In addition to having days full of nursings, diapers, and learning to divide my time five ways keeping me away from the blog, other things were as well.
This week was the one year anniversary of us realizing that Annalise was not going to be joining our family.
I wanted to hide under the covers and sob.
But we made it. I had asked for prayers from some amazing prayer warrior friends of ours and they literally held us together with their prayers.
I know God has a plan. I know He intended our path to cross with hers. I know He knew from the beginning of time that she was not coming home to us.
I still just wish *I* knew why. Maybe I'll know while I'm on earth but maybe I won't know until I get to Heaven.
So we just keep swimming.
~Stephanie
2 comments:
Praying for your heart, your family and precious Annalise!
I know it is not the same as what you experienced but the similarity comes in that our plans were not God's plans and it was heartbreaking to accept and to wonder why it could not have worked out.

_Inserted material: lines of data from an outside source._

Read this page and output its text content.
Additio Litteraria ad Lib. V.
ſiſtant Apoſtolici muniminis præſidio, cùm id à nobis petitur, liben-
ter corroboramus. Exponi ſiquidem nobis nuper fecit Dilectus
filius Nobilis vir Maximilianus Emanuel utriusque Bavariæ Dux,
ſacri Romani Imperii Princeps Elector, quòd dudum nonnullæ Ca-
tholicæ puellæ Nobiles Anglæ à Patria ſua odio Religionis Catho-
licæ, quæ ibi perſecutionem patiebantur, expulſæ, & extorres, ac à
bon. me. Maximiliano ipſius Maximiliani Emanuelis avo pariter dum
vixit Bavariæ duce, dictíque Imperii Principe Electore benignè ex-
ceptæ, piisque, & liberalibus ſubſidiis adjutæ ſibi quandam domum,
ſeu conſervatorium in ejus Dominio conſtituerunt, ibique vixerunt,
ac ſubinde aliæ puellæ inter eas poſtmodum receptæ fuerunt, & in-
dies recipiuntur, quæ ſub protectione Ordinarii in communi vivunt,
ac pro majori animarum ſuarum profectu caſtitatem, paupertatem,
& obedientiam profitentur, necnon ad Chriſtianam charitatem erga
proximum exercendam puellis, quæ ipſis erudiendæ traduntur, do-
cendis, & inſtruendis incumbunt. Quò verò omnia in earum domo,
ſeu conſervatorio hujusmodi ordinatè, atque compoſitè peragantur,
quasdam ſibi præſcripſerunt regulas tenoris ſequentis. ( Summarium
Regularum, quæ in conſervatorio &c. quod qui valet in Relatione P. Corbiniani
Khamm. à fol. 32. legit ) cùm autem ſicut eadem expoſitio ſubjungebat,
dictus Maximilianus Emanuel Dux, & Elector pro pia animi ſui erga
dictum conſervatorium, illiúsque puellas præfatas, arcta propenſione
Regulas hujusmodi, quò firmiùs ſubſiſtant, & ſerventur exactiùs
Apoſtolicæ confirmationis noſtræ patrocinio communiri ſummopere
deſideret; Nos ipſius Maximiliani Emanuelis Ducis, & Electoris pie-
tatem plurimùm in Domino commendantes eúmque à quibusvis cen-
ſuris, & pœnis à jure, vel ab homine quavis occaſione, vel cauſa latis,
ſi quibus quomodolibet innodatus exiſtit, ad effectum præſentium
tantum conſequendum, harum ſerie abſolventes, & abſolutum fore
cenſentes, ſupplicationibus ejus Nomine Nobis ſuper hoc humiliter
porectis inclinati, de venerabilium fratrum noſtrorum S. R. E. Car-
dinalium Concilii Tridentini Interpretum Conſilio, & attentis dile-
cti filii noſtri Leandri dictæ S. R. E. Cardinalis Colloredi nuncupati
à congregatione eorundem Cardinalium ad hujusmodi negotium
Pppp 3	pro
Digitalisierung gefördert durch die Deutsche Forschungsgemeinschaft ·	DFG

God put a little girl on our hearts...we were so sure she was ours. We tried to commit to adopt her as well but missed by just hours as another family stepped forward for her. We were blessed to be able to meet this little girl in person when we went to BG to meet our son. We were able to spend the week playing with her, take pictures and vidoes to share with her family, to tell her she was loved and has a family coming for her soon. I do not know if that was all God had in mind for our family and this little girl but I will never forget her. I'll always wonder how she is doing and will continue praying for her.
Yes, keep swimming...God is is holding you up!
Thinking of you and praying for you. And um, wanting some more pictures of that sweet baby. I hope Xander's belly issues heal up, I still think of him too.